Risk-Based Thinking for ISO 9001, ISO 14001, ISO 27001, ISO 45001
Traditionally carrying a negative association, risk in business – especially as it relates to ISO certification – is looked at more as an unknown than a threat. How companies choose to handle the risks is known as their risk management strategy and requires close tracking of procedures to insure positive outcomes. By acknowledging risk and facing it head on, companies are able to increase their likelihood of success.
The individualized approach to risk varies from business to business and is largely driven by the company’s appetite for growth and their risk tolerance. From ultra-conservative tactics to bold steps into unknowns, all risk management strategies are as unique as the people involved in the company.
Once a company has evaluated the context of their business as it pertains to the specific ISO certification they’re working toward, they will evaluate the risks specific to that facet and the needs and requirements of the interested parties they work with. They must examine both internal and external issues and focus on areas of highest concern or opportunity. The idea isn’t to tackle every single risk all at one time, but to provide frame work and direction that helps to prioritize their risk strategy for the best possible outcome.
To develop a clear picture of their risk position, companies evaluate the issues they face, how they apply to their business, their significance on their goals, and the repercussions associated with addressing or not addressing the issues. They then work collaboratively with their team to decide what kind of treatment should be given to each risk.
Active participation from the larger workforce is important to creating effective risk solutions. As the driving force behind all activity within a company, employees are knowledgeable with regard to the specifics of their duties, and therefore have the best understanding of the impact of the identified risks. Through that understanding, they will be able to give input for truly effective solutions. Additionally, being involved in the process will boost their sense of ownership and cause them to be truly invested in the improvement process.
Deciding how to address each risk takes careful consideration. With mutual cooperation, companies work to develop a strategic improvement plan that outlines their intentions for handling significant risks.

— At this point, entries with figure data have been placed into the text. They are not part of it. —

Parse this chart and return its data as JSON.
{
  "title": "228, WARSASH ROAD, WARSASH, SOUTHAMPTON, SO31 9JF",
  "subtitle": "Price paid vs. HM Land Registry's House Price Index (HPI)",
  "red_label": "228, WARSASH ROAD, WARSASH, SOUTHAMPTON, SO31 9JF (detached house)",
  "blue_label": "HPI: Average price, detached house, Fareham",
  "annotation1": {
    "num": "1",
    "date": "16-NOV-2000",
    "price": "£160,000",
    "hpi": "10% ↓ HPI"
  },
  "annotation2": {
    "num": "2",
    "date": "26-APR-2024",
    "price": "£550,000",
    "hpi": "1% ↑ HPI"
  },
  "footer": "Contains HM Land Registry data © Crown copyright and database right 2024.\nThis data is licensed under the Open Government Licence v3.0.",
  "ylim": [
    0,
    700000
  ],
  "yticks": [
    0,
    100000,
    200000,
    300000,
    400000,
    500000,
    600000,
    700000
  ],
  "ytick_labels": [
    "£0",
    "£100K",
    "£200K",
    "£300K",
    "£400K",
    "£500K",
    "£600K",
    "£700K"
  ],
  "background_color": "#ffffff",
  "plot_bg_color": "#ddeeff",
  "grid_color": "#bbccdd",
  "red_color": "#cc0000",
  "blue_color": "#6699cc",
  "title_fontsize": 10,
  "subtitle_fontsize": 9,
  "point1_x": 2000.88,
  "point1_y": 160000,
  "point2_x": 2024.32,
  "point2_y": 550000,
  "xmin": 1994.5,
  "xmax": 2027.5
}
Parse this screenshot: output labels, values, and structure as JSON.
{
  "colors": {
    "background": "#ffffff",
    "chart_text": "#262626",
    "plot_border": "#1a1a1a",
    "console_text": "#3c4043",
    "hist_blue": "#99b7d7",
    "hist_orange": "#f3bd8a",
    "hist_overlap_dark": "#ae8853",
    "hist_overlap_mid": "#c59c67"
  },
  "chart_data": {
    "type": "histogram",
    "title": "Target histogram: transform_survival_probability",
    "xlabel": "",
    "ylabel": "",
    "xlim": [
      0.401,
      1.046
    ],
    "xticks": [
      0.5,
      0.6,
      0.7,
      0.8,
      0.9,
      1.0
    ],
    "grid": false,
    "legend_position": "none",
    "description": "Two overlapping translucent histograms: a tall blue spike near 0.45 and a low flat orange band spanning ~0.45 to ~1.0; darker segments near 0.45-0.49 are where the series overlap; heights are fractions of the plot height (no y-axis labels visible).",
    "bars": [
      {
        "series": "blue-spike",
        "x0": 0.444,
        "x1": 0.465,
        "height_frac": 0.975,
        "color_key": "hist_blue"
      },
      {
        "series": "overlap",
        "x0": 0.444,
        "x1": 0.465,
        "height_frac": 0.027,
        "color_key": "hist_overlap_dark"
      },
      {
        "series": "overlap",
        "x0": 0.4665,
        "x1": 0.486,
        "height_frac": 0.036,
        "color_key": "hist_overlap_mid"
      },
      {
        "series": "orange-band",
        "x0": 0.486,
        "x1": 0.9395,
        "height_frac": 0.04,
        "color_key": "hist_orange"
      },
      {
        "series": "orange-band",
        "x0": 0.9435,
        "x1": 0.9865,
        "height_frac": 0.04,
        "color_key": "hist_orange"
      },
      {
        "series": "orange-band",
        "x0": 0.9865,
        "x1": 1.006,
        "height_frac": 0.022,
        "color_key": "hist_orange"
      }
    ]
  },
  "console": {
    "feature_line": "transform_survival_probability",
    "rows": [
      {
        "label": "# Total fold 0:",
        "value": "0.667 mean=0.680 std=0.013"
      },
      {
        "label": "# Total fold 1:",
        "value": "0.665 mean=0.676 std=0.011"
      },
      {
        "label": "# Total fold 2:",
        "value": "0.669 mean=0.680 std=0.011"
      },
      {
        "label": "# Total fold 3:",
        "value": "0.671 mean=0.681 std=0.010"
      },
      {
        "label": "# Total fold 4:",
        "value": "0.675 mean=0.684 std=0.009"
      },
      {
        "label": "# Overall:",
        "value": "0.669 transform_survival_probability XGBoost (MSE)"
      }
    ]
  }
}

They may choose a variety of approaches for each risk and their direction is impacted by the projected outcome.
- Companies can choose to avoid risk by putting safeguards in place or by working to eliminate the source of the risk.
- They could choose to take the risk, focusing their efforts on ensuring a positive outcome from their actions.
- Sharing the risk is another option, and some companies call in external stake holders to strategically manage the effects of the risk.
- For low-priority issues, risks may simply be retained and care taken to document the natural progression that follows the inaction.
The purpose of the improvement plan is to narrow down the top areas of concern where the most effort and energy is needed and to create aggressive plans to address those areas.
Companies choose to take risks as part of their pursuit of new growth and opportunities. Adopting new products, launching new technology or practices, opening in new markets, and acquiring new customers are all calculated risks that companies can take in an effort to improve. The success of those risks is dependent on how they are managed.